A high quality motor, properly operated AND maintained will last a long time. Fox's are not known for being of utmost quality nor ability to last. It has been 30 years since you ran one. What about your other Foxes? Were they ALL working perfectly for you over 700 flights? Were they bone stock?
Yes to 1 and 3. They did not run perfectly all the time, particularly when I started. I started out with them on a profile model, so of course there were many failures and near-disasters from the burp, since there was no cure for it at the time. When I switched to Nobler, I still had some problems that I eventually traced to the tank design. I switched to a Sullivan round tank (one of the few that actually fit in the narrow fuse). That pretty much fixed my run issues and after than I had excellent reliability and repeatability.
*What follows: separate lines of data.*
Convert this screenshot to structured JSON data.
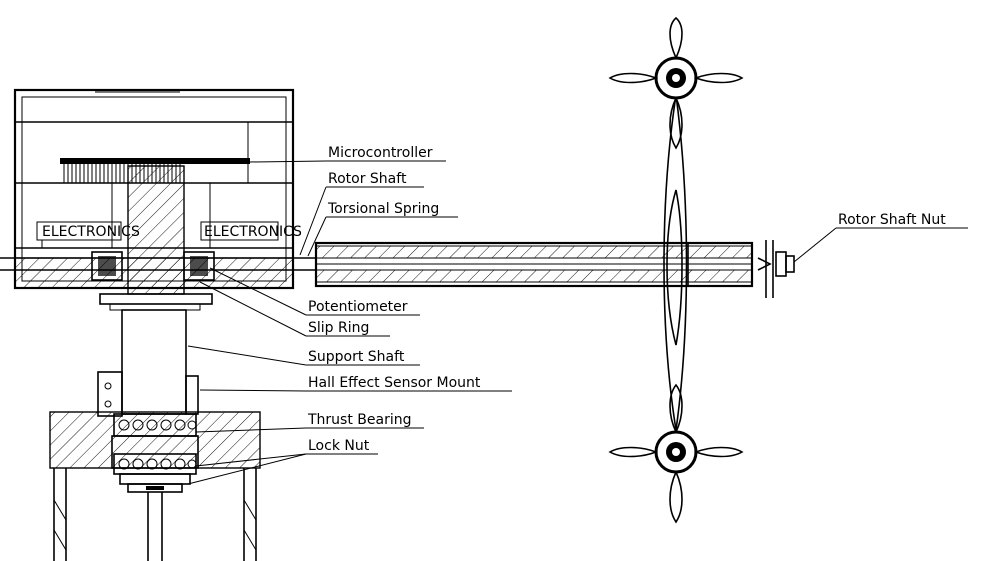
{
  "labels": {
    "microcontroller": "Microcontroller",
    "rotor_shaft": "Rotor Shaft",
    "torsional_spring": "Torsional Spring",
    "rotor_shaft_nut": "Rotor Shaft Nut",
    "potentiometer": "Potentiometer",
    "slip_ring": "Slip Ring",
    "support_shaft": "Support Shaft",
    "hall_effect_sensor_mount": "Hall Effect Sensor Mount",
    "thrust_bearing": "Thrust Bearing",
    "lock_nut": "Lock Nut",
    "electronics_left": "ELECTRONICS",
    "electronics_right": "ELECTRONICS"
  }
}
When I started running them there was no such thing as an aftermarket Fox part and modified engines of any type in a stunt plane were extremely rare. The only parts that were not the actual original pieces that came the box were then needle and spraybar, since I had destroyed so many of them from burps (and then later I discovered the business with the clocking of the flats with the threads) I had a *huge* number of flights on one of the engines, at one point I had something like 40 fuel jugs lined up against the basement wall. At 4 oz/flight that's 1200+ flights, and that was not all the fuel I had run.
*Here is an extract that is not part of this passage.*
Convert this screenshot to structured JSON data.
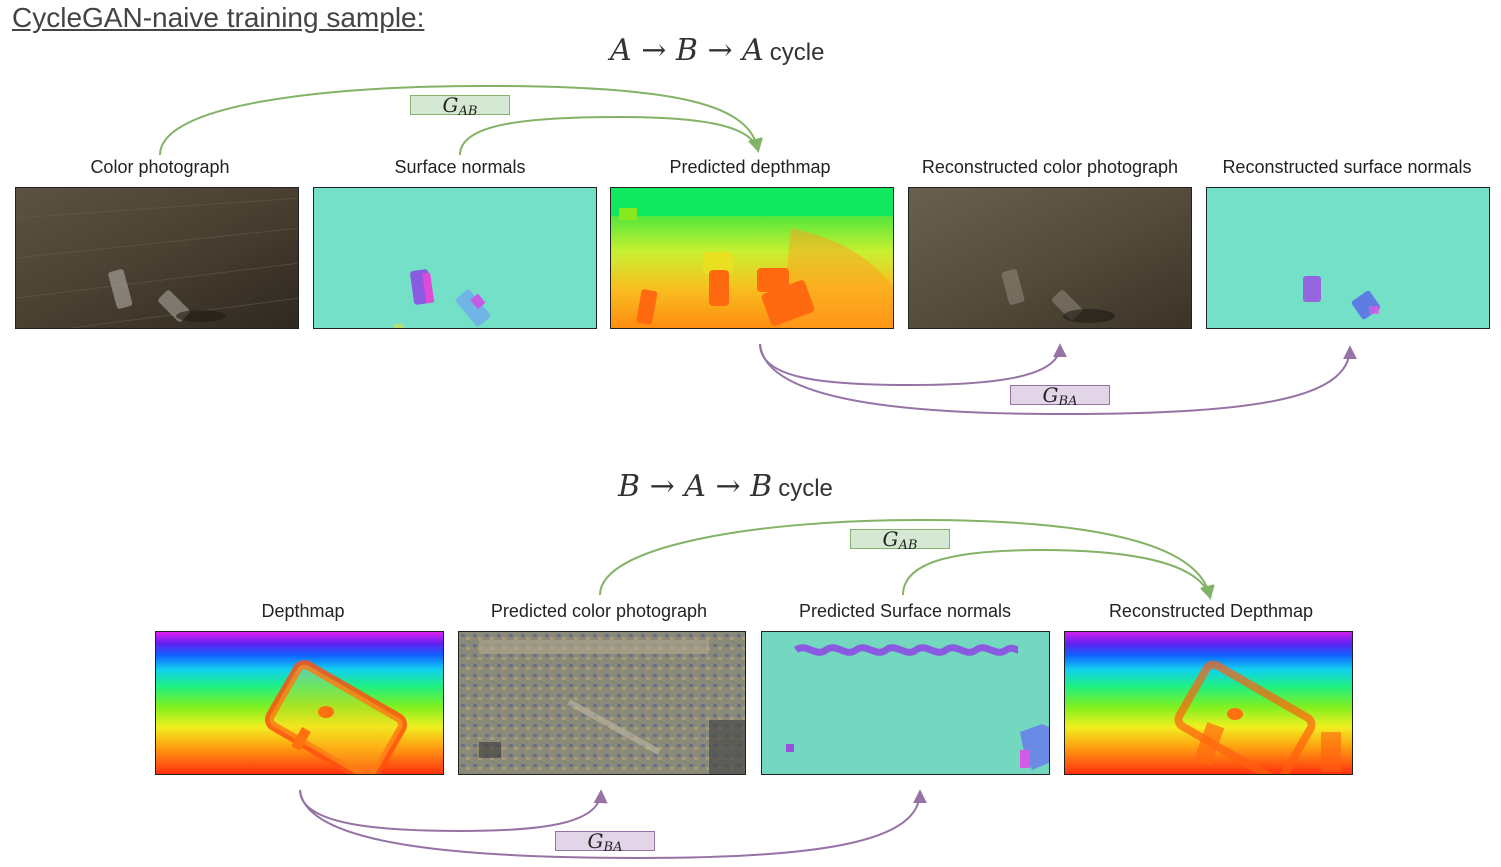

I am no apologist for Fox (or anything else), but the Fox 35 is pretty durable when you can hit the needle reliably. And one thing it rarely does is just suddenly change the way it runs, which was the thing that drove us crazy with the ST46. If a Fox is running right, it will run right until something else changes. If it's running wrong, it will run wrong (and the same way wrong) until something else changes. This led to the corollary theory that said "if it's right, don't touch it!"
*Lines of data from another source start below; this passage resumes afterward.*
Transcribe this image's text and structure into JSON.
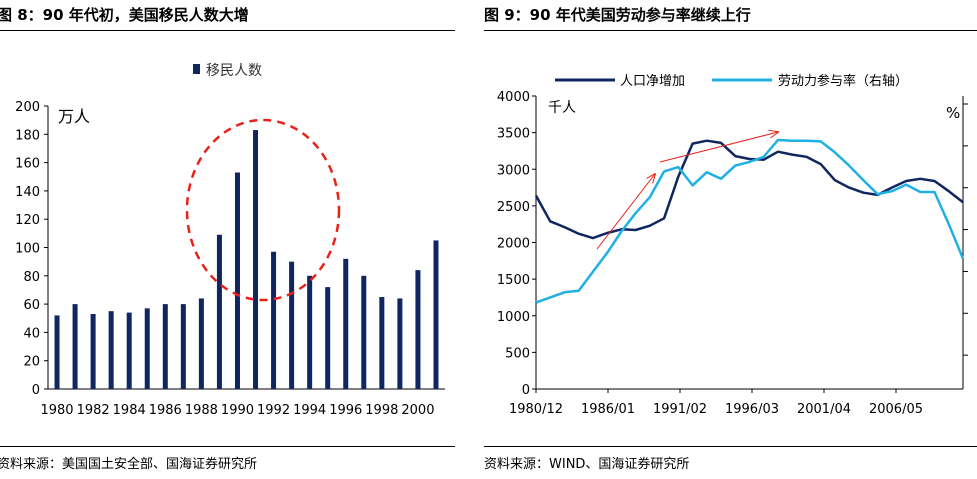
{
  "left": {
    "title": "图 8：90 年代初，美国移民人数大增",
    "source": "资料来源：美国国土安全部、国海证券研究所"
  },
  "right": {
    "title": "图 9：90 年代美国劳动参与率继续上行",
    "source": "资料来源：WIND、国海证券研究所"
  },
  "chart_data": [
    {
      "type": "bar",
      "title": "",
      "unit_label": "万人",
      "legend": [
        "移民人数"
      ],
      "legend_placement": "top",
      "ylim": [
        0,
        200
      ],
      "yticks": [
        0,
        20,
        40,
        60,
        80,
        100,
        120,
        140,
        160,
        180,
        200
      ],
      "categories": [
        "1980",
        "1981",
        "1982",
        "1983",
        "1984",
        "1985",
        "1986",
        "1987",
        "1988",
        "1989",
        "1990",
        "1991",
        "1992",
        "1993",
        "1994",
        "1995",
        "1996",
        "1997",
        "1998",
        "1999",
        "2000",
        "2001"
      ],
      "xtick_labels": [
        "1980",
        "1982",
        "1984",
        "1986",
        "1988",
        "1990",
        "1992",
        "1994",
        "1996",
        "1998",
        "2000"
      ],
      "series": [
        {
          "name": "移民人数",
          "color": "#0f2660",
          "values": [
            52,
            60,
            53,
            55,
            54,
            57,
            60,
            60,
            64,
            109,
            153,
            183,
            97,
            90,
            80,
            72,
            92,
            80,
            65,
            64,
            84,
            105
          ]
        }
      ],
      "annotation": "red dashed circle highlighting 1989-1992",
      "grid": false
    },
    {
      "type": "line",
      "title": "",
      "left_unit_label": "千人",
      "right_unit_label": "%",
      "legend_placement": "top",
      "ylim": [
        0,
        4000
      ],
      "yticks": [
        0,
        500,
        1000,
        1500,
        2000,
        2500,
        3000,
        3500,
        4000
      ],
      "xtick_labels": [
        "1980/12",
        "1986/01",
        "1991/02",
        "1996/03",
        "2001/04",
        "2006/05"
      ],
      "grid": false,
      "annotation": "red arrows indicating upward trend",
      "series": [
        {
          "name": "人口净增加",
          "color": "#0f2660",
          "axis": "left",
          "points": [
            [
              1980.9,
              2640
            ],
            [
              1981.9,
              2290
            ],
            [
              1982.9,
              2210
            ],
            [
              1983.9,
              2120
            ],
            [
              1984.9,
              2060
            ],
            [
              1985.9,
              2130
            ],
            [
              1986.9,
              2180
            ],
            [
              1987.9,
              2170
            ],
            [
              1988.9,
              2230
            ],
            [
              1989.9,
              2330
            ],
            [
              1990.9,
              2900
            ],
            [
              1991.9,
              3350
            ],
            [
              1992.9,
              3390
            ],
            [
              1993.9,
              3360
            ],
            [
              1994.9,
              3180
            ],
            [
              1995.9,
              3140
            ],
            [
              1996.9,
              3130
            ],
            [
              1997.9,
              3240
            ],
            [
              1998.9,
              3200
            ],
            [
              1999.9,
              3170
            ],
            [
              2000.9,
              3070
            ],
            [
              2001.9,
              2850
            ],
            [
              2002.9,
              2750
            ],
            [
              2003.9,
              2680
            ],
            [
              2004.9,
              2650
            ],
            [
              2005.9,
              2750
            ],
            [
              2006.9,
              2840
            ],
            [
              2007.9,
              2870
            ],
            [
              2008.9,
              2840
            ],
            [
              2009.9,
              2700
            ],
            [
              2010.9,
              2550
            ]
          ]
        },
        {
          "name": "劳动力参与率（右轴）",
          "color": "#1fb0e6",
          "axis": "right",
          "points": [
            [
              1980.9,
              1180
            ],
            [
              1981.9,
              1250
            ],
            [
              1982.9,
              1320
            ],
            [
              1983.9,
              1340
            ],
            [
              1984.9,
              1600
            ],
            [
              1985.9,
              1860
            ],
            [
              1986.9,
              2150
            ],
            [
              1987.9,
              2400
            ],
            [
              1988.9,
              2620
            ],
            [
              1989.9,
              2970
            ],
            [
              1990.9,
              3030
            ],
            [
              1991.9,
              2780
            ],
            [
              1992.9,
              2960
            ],
            [
              1993.9,
              2870
            ],
            [
              1994.9,
              3050
            ],
            [
              1995.9,
              3100
            ],
            [
              1996.9,
              3170
            ],
            [
              1997.9,
              3400
            ],
            [
              1998.9,
              3390
            ],
            [
              1999.9,
              3390
            ],
            [
              2000.9,
              3380
            ],
            [
              2001.9,
              3230
            ],
            [
              2002.9,
              3050
            ],
            [
              2003.9,
              2850
            ],
            [
              2004.9,
              2660
            ],
            [
              2005.9,
              2700
            ],
            [
              2006.9,
              2790
            ],
            [
              2007.9,
              2690
            ],
            [
              2008.9,
              2690
            ],
            [
              2009.9,
              2250
            ],
            [
              2010.9,
              1780
            ]
          ]
        }
      ]
    }
  ]
}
I may have misunderstood your comment - I thought you were saying (well, you actually said) that it was rare to have a ball-bearing engine go for 700 flights, which was generally a favorable comment about the Fox reliability.
Brett
p.s. I admit I missed the "AND maintained" part. As far as I can tell there is nothing to maintain on a stunt engine, replace the plug occasionally maybe, but there's no routine maintenance required as far as I know. It *might* help to devarnish some AAC engines from time to time but I haven't and usually I get stuff to work. You just shove fuel in it and flip. That's not to say that you sometimes want to change it for performance reasons, but not just to keep it going.
BTW. unless you run the Fox on the recommended 5% fuel, there is some chance that you will break the crankshaft (with the likelihood rising sharply if you go over 15%), but run per the directions in stunt trim even the crankshaft is durable enough.
I am aware that there have been some durability issues on Foxes used in racing events (that's why Marvin Denny invented the stuffer backplate), but not in stunt.